The results clearly show that if Conrad could have obtained existing data for tropical Queensland — extending into the extreme northern Murray–Darling Basin represented by Roma — and the north of Western Australia, he would have recognised them as regions of abnormal rainfall variability analogous to Northeastern Brazil and the northwestern Indian subcontinent. This is true even if we use Conrad’s arithmetic departure method. By geometric departure, as I presumed, tropical Queensland appears somewhat more variable relative to Conrad’s calculated expected value, and the southern arid zone less so. This difference, however, is less than I anticipated.

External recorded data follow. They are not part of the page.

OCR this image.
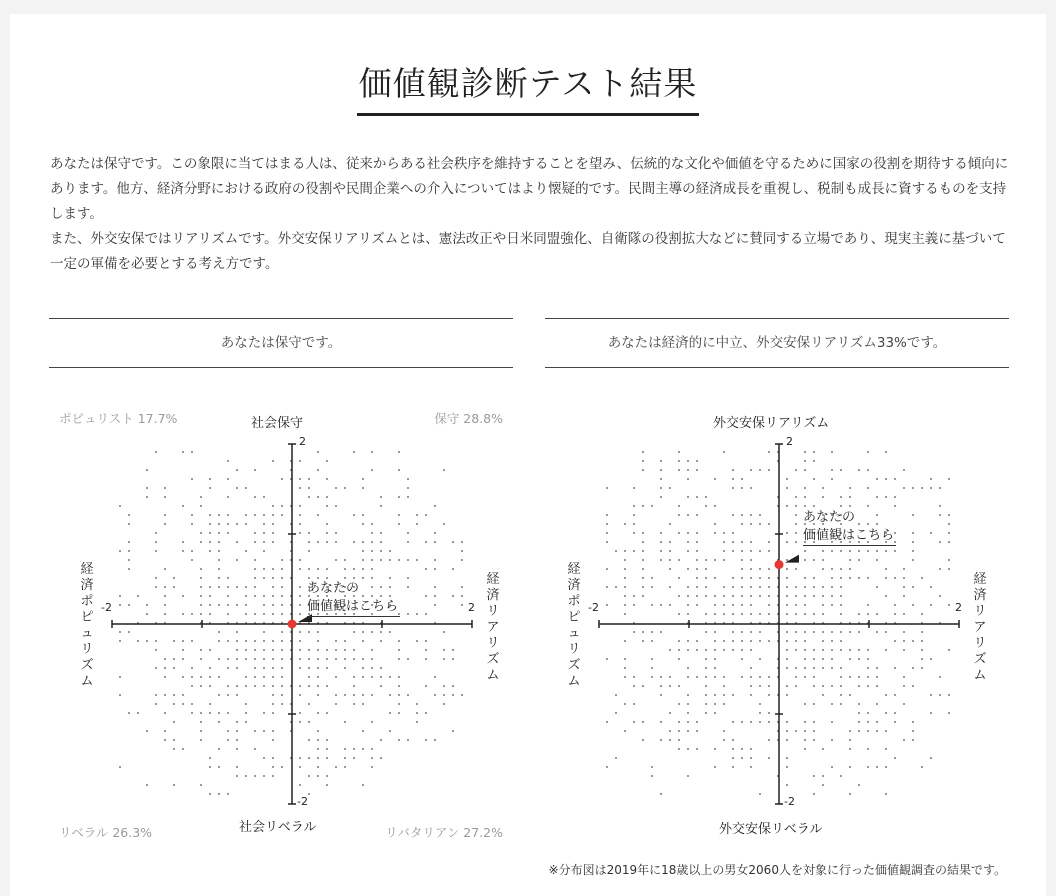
価値観診断テスト結果

あなたは保守です。この象限に当てはまる人は、従来からある社会秩序を維持することを望み、伝統的な文化や価値を守るために国家の役割を期待する傾向にあります。他方、経済分野における政府の役割や民間企業への介入についてはより懐疑的です。民間主導の経済成長を重視し、税制も成長に資するものを支持します。

また、外交安保ではリアリズムです。外交安保リアリズムとは、憲法改正や日米同盟強化、自衛隊の役割拡大などに賛同する立場であり、現実主義に基づいて一定の軍備を必要とする考え方です。

あなたは保守です。
ポピュリスト 17.7%	保守 28.8%
リベラル 26.3%	リバタリアン 27.2%
社会保守
社会リベラル
経済ポピュリズム
経済リアリズム
-2	2
2
-2
あなたの
価値観はこちら
あなたは経済的に中立、外交安保リアリズム33%です。
外交安保リアリズム
外交安保リベラル
経済ポピュリズム
経済リアリズム
-2	2
2
-2
あなたの
価値観はこちら
※分布図は2019年に18歳以上の男女2060人を対象に行った価値観調査の結果です。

It is quite possible that had Conrad some of the data tabulated above, he would have seen the two as one region of unusual rainfall variability: the figures for the central Northern Territory [Tennant Creek and Daly Waters] make this quite plausible. However, mechanistically, Queensland is more closely related to lowland eastern Indonesia and eastern Melanesia than to northwestern Australia. The high variability of the latter region is purely due to dependence for rainfall upon random tropical cyclonic disturbances that frequently produce a year’s rain in two or three days. Contrariwise, lowland eastern Indonesia, eastern Melanesia, and almost all of Queensland owe their high variability to lying in the core of the “ENSO horseshoe” where convection is most sensitive to El Niño and La Niña events. The geometric departures in Boulia and Burketown, it might be noted, are only slightly higher than Conrad tabulated for Ambon Island [+87 percent].

The south coast of New South Wales, represented by Bega, is similar to northwest Australia in owing its high variability to distinctly random Tasman Sea cyclones producing exceptionally heavy rainfall.

The remaining unsampled regions of Australia — tabulated here for both fairness and completeness — do not show much surprise in light of later studies like those of Dewar, Eddie van Etten and Camberlin.